Man spared jail over Filthy McNasty's altercation with doorman
A 20-year-old Belfast man was spared jail on Monday after an incident at Filthy McNasty's which left a doorman with a dislocated kneecap.
Belfast Crown Court heard that the doorman, who also works in golf tourism, has been unable to play sports as a result of the altercation which occurred beside the DJ box in the Dublin Road bar.
Whilst the doorman sustained a serious injury, Alex Steenson - who admitted a charge of causing the doorman grievous bodily harm - was handed a two-month prison sentence, which was suspended for two years.
The court heard Steenson, from Ballygomartin Road, became involved in the incident during a Christmas night out at the Belfast premises on December 22, 2015.

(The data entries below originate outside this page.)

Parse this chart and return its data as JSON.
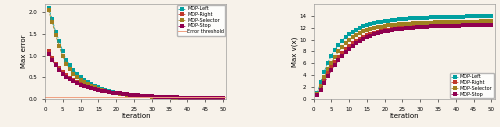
{
  "iterations": [
    1,
    2,
    3,
    4,
    5,
    6,
    7,
    8,
    9,
    10,
    11,
    12,
    13,
    14,
    15,
    16,
    17,
    18,
    19,
    20,
    21,
    22,
    23,
    24,
    25,
    26,
    27,
    28,
    29,
    30,
    31,
    32,
    33,
    34,
    35,
    36,
    37,
    38,
    39,
    40,
    41,
    42,
    43,
    44,
    45,
    46,
    47,
    48,
    49,
    50
  ],
  "error_left": [
    2.1,
    1.85,
    1.55,
    1.35,
    1.1,
    0.9,
    0.78,
    0.67,
    0.58,
    0.5,
    0.44,
    0.39,
    0.34,
    0.3,
    0.27,
    0.24,
    0.21,
    0.19,
    0.17,
    0.15,
    0.14,
    0.12,
    0.11,
    0.1,
    0.09,
    0.085,
    0.076,
    0.07,
    0.064,
    0.058,
    0.054,
    0.05,
    0.046,
    0.042,
    0.039,
    0.036,
    0.033,
    0.031,
    0.029,
    0.027,
    0.025,
    0.023,
    0.021,
    0.02,
    0.019,
    0.017,
    0.016,
    0.015,
    0.014,
    0.013
  ],
  "error_right": [
    1.1,
    0.95,
    0.82,
    0.72,
    0.63,
    0.55,
    0.49,
    0.44,
    0.39,
    0.35,
    0.32,
    0.29,
    0.26,
    0.24,
    0.22,
    0.2,
    0.18,
    0.16,
    0.15,
    0.14,
    0.13,
    0.12,
    0.11,
    0.1,
    0.092,
    0.085,
    0.079,
    0.073,
    0.067,
    0.062,
    0.057,
    0.053,
    0.049,
    0.045,
    0.042,
    0.039,
    0.036,
    0.033,
    0.031,
    0.029,
    0.027,
    0.025,
    0.023,
    0.022,
    0.02,
    0.019,
    0.017,
    0.016,
    0.015,
    0.014
  ],
  "error_selector": [
    2.05,
    1.78,
    1.48,
    1.22,
    0.99,
    0.82,
    0.69,
    0.59,
    0.51,
    0.44,
    0.39,
    0.34,
    0.3,
    0.27,
    0.24,
    0.21,
    0.19,
    0.17,
    0.15,
    0.14,
    0.12,
    0.11,
    0.1,
    0.092,
    0.085,
    0.078,
    0.072,
    0.066,
    0.061,
    0.056,
    0.052,
    0.048,
    0.044,
    0.041,
    0.038,
    0.035,
    0.032,
    0.03,
    0.028,
    0.026,
    0.024,
    0.022,
    0.021,
    0.019,
    0.018,
    0.017,
    0.016,
    0.014,
    0.013,
    0.012
  ],
  "error_stop": [
    1.05,
    0.9,
    0.78,
    0.68,
    0.59,
    0.52,
    0.46,
    0.41,
    0.37,
    0.33,
    0.3,
    0.27,
    0.25,
    0.23,
    0.21,
    0.19,
    0.18,
    0.16,
    0.15,
    0.14,
    0.13,
    0.12,
    0.11,
    0.1,
    0.093,
    0.086,
    0.08,
    0.074,
    0.068,
    0.063,
    0.058,
    0.054,
    0.05,
    0.046,
    0.043,
    0.04,
    0.037,
    0.034,
    0.032,
    0.03,
    0.028,
    0.026,
    0.024,
    0.022,
    0.021,
    0.019,
    0.018,
    0.017,
    0.016,
    0.015
  ],
  "error_threshold": 0.05,
  "val_left": [
    1.0,
    2.8,
    4.6,
    6.1,
    7.3,
    8.3,
    9.1,
    9.8,
    10.4,
    10.9,
    11.3,
    11.65,
    11.95,
    12.2,
    12.42,
    12.6,
    12.75,
    12.88,
    13.0,
    13.1,
    13.18,
    13.26,
    13.33,
    13.39,
    13.44,
    13.49,
    13.54,
    13.58,
    13.61,
    13.64,
    13.67,
    13.7,
    13.72,
    13.74,
    13.76,
    13.78,
    13.79,
    13.81,
    13.82,
    13.83,
    13.85,
    13.86,
    13.87,
    13.88,
    13.89,
    13.9,
    13.91,
    13.91,
    13.92,
    13.93
  ],
  "val_right": [
    0.7,
    1.8,
    3.1,
    4.3,
    5.4,
    6.3,
    7.1,
    7.8,
    8.4,
    8.95,
    9.4,
    9.8,
    10.15,
    10.45,
    10.7,
    10.92,
    11.1,
    11.26,
    11.4,
    11.52,
    11.62,
    11.71,
    11.79,
    11.86,
    11.92,
    11.97,
    12.02,
    12.06,
    12.1,
    12.14,
    12.17,
    12.2,
    12.22,
    12.25,
    12.27,
    12.29,
    12.3,
    12.32,
    12.33,
    12.35,
    12.36,
    12.37,
    12.38,
    12.39,
    12.4,
    12.41,
    12.41,
    12.42,
    12.43,
    12.43
  ],
  "val_selector": [
    0.85,
    2.2,
    3.7,
    5.0,
    6.1,
    7.1,
    8.0,
    8.7,
    9.35,
    9.9,
    10.35,
    10.75,
    11.08,
    11.35,
    11.58,
    11.77,
    11.93,
    12.06,
    12.18,
    12.27,
    12.36,
    12.43,
    12.5,
    12.56,
    12.61,
    12.65,
    12.69,
    12.73,
    12.76,
    12.79,
    12.82,
    12.84,
    12.86,
    12.88,
    12.9,
    12.91,
    12.93,
    12.94,
    12.95,
    12.97,
    12.98,
    12.99,
    13.0,
    13.01,
    13.01,
    13.02,
    13.03,
    13.03,
    13.04,
    13.04
  ],
  "val_stop": [
    0.6,
    1.6,
    2.7,
    3.8,
    4.8,
    5.7,
    6.5,
    7.2,
    7.85,
    8.4,
    8.9,
    9.35,
    9.75,
    10.1,
    10.4,
    10.65,
    10.88,
    11.07,
    11.24,
    11.38,
    11.5,
    11.6,
    11.69,
    11.77,
    11.84,
    11.9,
    11.96,
    12.01,
    12.05,
    12.09,
    12.13,
    12.16,
    12.19,
    12.22,
    12.24,
    12.26,
    12.28,
    12.3,
    12.32,
    12.33,
    12.35,
    12.36,
    12.37,
    12.38,
    12.39,
    12.4,
    12.41,
    12.42,
    12.43,
    12.43
  ],
  "color_left": "#00a0a0",
  "color_right": "#c0392b",
  "color_selector": "#a08020",
  "color_stop": "#900050",
  "color_threshold": "#f0a080",
  "bg_color": "#f7f2ea",
  "xlabel": "Iteration",
  "ylabel_left": "Max error",
  "ylabel_right": "Max v(x)",
  "xlim": [
    0,
    51
  ],
  "ylim_left": [
    0,
    2.2
  ],
  "ylim_right": [
    0,
    16
  ],
  "xticks": [
    0,
    5,
    10,
    15,
    20,
    25,
    30,
    35,
    40,
    45,
    50
  ],
  "yticks_left": [
    0.0,
    0.5,
    1.0,
    1.5,
    2.0
  ],
  "yticks_right": [
    0,
    2,
    4,
    6,
    8,
    10,
    12,
    14
  ]
}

One independent witness described Steenson as the "aggressor" in a scuffle with a doorman, which resulted in the doorman falling against a bandstand and the injury being sustained.
Crown prosecutor Philip Henry said on the evening in question, the club's DJ - who was a friend of Steenson's - became involved in an altercation with a male reveller. As the altercation became physical, the doorman approached and said he would deal with the situation.
At this point Steenson, who had been drinking, "involved himself". The doorman said he was pushed by Steenson during the melee, who also grabbed him by the legs in a bid to throw him off balance.
They ended up on the ground and during this grapple, the doorman was pushed into bandstand where he sustained the leg injury. Despite the injury, the doorman said he was able to restrain Steenson to prevent him from assaulting him further.
Mr Henry said Steenson then tried to walk away, but was detained at the scene until police arrived and arrested him.
The doorman later attended A&E and was treated for a dislocated kneecap, and other minor injuries.
During police interview Steenson made the case that whilst he accepted he and the doorman went to the ground during a wrestle, he said he fell on top of the doorman. Denying he was the aggressor, Steenson told police he didn't have any intention of causing the other man serious injury.
Mr Henry said that the account given by an independent witness was "consistent with the injured party and inconsistent with the defendant." This witness saw Steenson run at the doorman, tackle him to the ground and that during the incident the doorman "screamed in pain ... and was hyper-ventilating".
The prosecutor told Judge Smyth that the incident has affected the injured man's family life as well as ability to work, including his position promoting golf tourism. He has also been unable to play football, Gaelic or golf as a result of his knee injury.
Defence barrister Mark Farrell cited the incident as "very very tragic", saying it "demonstrated the fragility of the human body" during what he described as a "bad fall."
Regarding his client, Mr Farrell said Steenson was an "academic high achiever" who was studying for a four-year degree in Applied Mathematics at university in England.
The barrister said Steenson was "extremely apologetic, remorseful and regretful for his behaviour", adding he believed he was jumping to the defence of his DJ friend, and never set out to injure anyone.
Mr Farrell said that instead of this being a case of Steenson attacking the doorman, it was rather a case of "grappling" with another man in a confused situation which was unfolding beside the DJ box.
Issuing an apology from Steenson to the doorman, Mr Farrell said the chances of his client appearing before the court again were "remote."
Passing sentence, Judge Smyth said that while she accepted Steenson's behaviour that evening was "completely out of character", the injury sustained to the doorman was nonetheless "serious".